NeurIPS 2019
Sun Dec 8th through Sat the 14th, 2019 at Vancouver Convention Center
Reviewer 1
Well motivated, well-executed demonstration of permutation based language modeling for both autoregressive and bidirectional purposes The permutation strategy is new and solves an important problem around the split between autoregressive and bidirectional models This is a complete work, but I would have liked more analysis demonstrating how the new methods change the model dynamics, attention patterns over memory and context, or some empirical attempt at explaining how the new methods create better representations. It is clear and well-organized Many are likely to rely on these ideas or similar ones. This does belong in the thread of literature that succeeds BERT. Update: Thank you for including the attentional analysis. If you have the opportunity to examine which tasks are affected most by transfer and can shed light on which examples are correct by XLNet and not by BERT, that might provide valuable insight into what these pretraining procedures are learning.
Reviewer 2
The paper proposes a clever solution to bridge the gap between training and fine-tuning a language model (i.e. BERT with masked LM objective).
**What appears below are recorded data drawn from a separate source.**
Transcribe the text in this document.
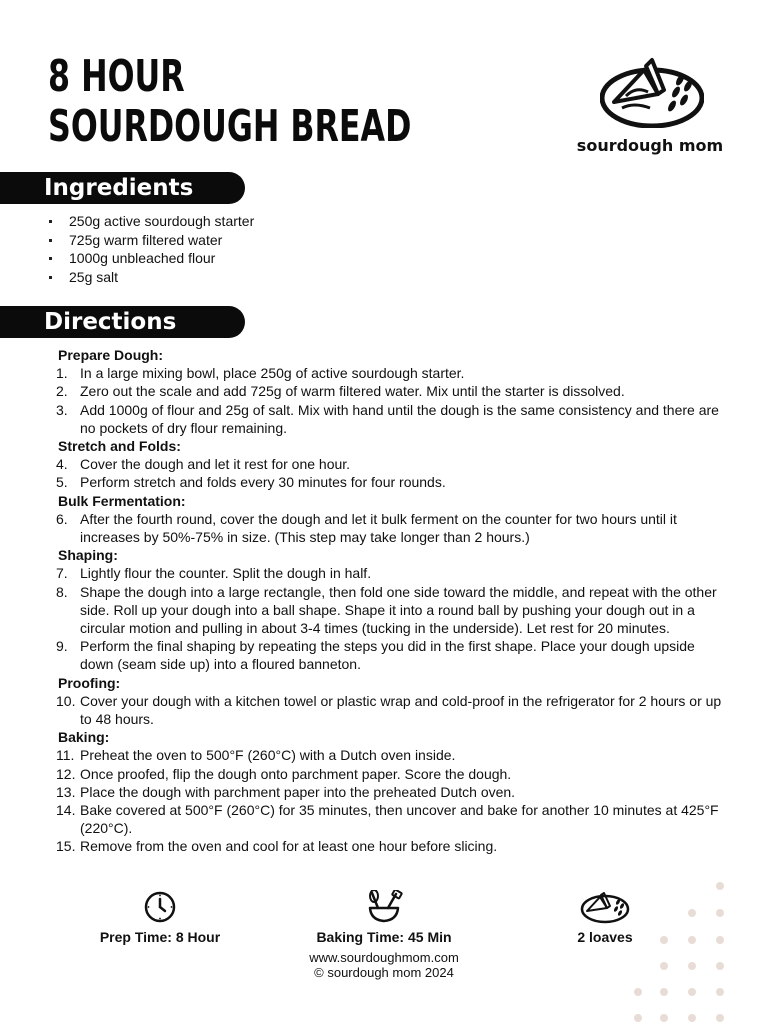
8 HOUR
SOURDOUGH BREAD	sourdough mom
Ingredients
250g active sourdough starter
725g warm filtered water
1000g unbleached flour
25g salt
Directions
Prepare Dough:
1. In a large mixing bowl, place 250g of active sourdough starter.
2. Zero out the scale and add 725g of warm filtered water. Mix until the starter is dissolved.
3. Add 1000g of flour and 25g of salt. Mix with hand until the dough is the same consistency and there are no pockets of dry flour remaining.
Stretch and Folds:
4. Cover the dough and let it rest for one hour.
5. Perform stretch and folds every 30 minutes for four rounds.
Bulk Fermentation:
6. After the fourth round, cover the dough and let it bulk ferment on the counter for two hours until it increases by 50%-75% in size. (This step may take longer than 2 hours.)
Shaping:
7. Lightly flour the counter. Split the dough in half.
8. Shape the dough into a large rectangle, then fold one side toward the middle, and repeat with the other side. Roll up your dough into a ball shape. Shape it into a round ball by pushing your dough out in a circular motion and pulling in about 3-4 times (tucking in the underside). Let rest for 20 minutes.
9. Perform the final shaping by repeating the steps you did in the first shape. Place your dough upside down (seam side up) into a floured banneton.
Proofing:
10. Cover your dough with a kitchen towel or plastic wrap and cold-proof in the refrigerator for 2 hours or up to 48 hours.
Baking:
11. Preheat the oven to 500°F (260°C) with a Dutch oven inside.
12. Once proofed, flip the dough onto parchment paper. Score the dough.
13. Place the dough with parchment paper into the preheated Dutch oven.
14. Bake covered at 500°F (260°C) for 35 minutes, then uncover and bake for another 10 minutes at 425°F (220°C).
15. Remove from the oven and cool for at least one hour before slicing.
Prep Time: 8 Hour	Baking Time: 45 Min	2 loaves
www.sourdoughmom.com
© sourdough mom 2024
The proposed permutation LM allows the model to look at both left and right context, which has been shown to be beneficial for downstream NLP tasks. To achive this, the paper proposed two-stream self-attention, in which one self-attention layer prevent the current word attend to itself (thus makes optimization become trivial, the model just learn to copy). The authors evaluate their model on downstream NLP tasks including some challenging tasks such as RACE M/H, Yelp-5, SQuaD 2.0. In all experiments, XLNet is fairly compared with BERT (Large and Base) and the results show that XLNet performs better than BERT on downstream tasks. The paper is well-written and easy to follow.
Reviewer 3
Originality: The architecture is novel compare to recent lines of language model work, which all used variation of BERT or GPT (SciBERT, MT-DNN, MASS and etc). The example ("New York is a city" one) makes sense, but considering the permutation is random when computing the objective function, I still couldn't get why it works better than sequential order because human speaks/writes in sequential order. Could you add more intuitions in paper? Or have you tried predicting n-gram, compare to permutation? Quality: Very high considering they did extensive of studies on multiple benchmarks, also the ablation study is nicely done as well. However, the comparison is little bit of unfair since BERT only predicts sub-tokens originally. So I hope you could compare to BERT whole word masking (released around end of May) under the same training corpus, if possible. Clarity: The paper is well written and organized. Significance: Achieving first place on multiple benchmarks and more than 3500 stars on their repo explains the significance of this work. I hardly believe there will be lots of follows up on this work because probably only small number of people can afford to train this. But people will use it as the base architecture and fine-tune on top of it, which still benefits the whole NLP community. I am very satisfied with their new ablation studies and will increase my score.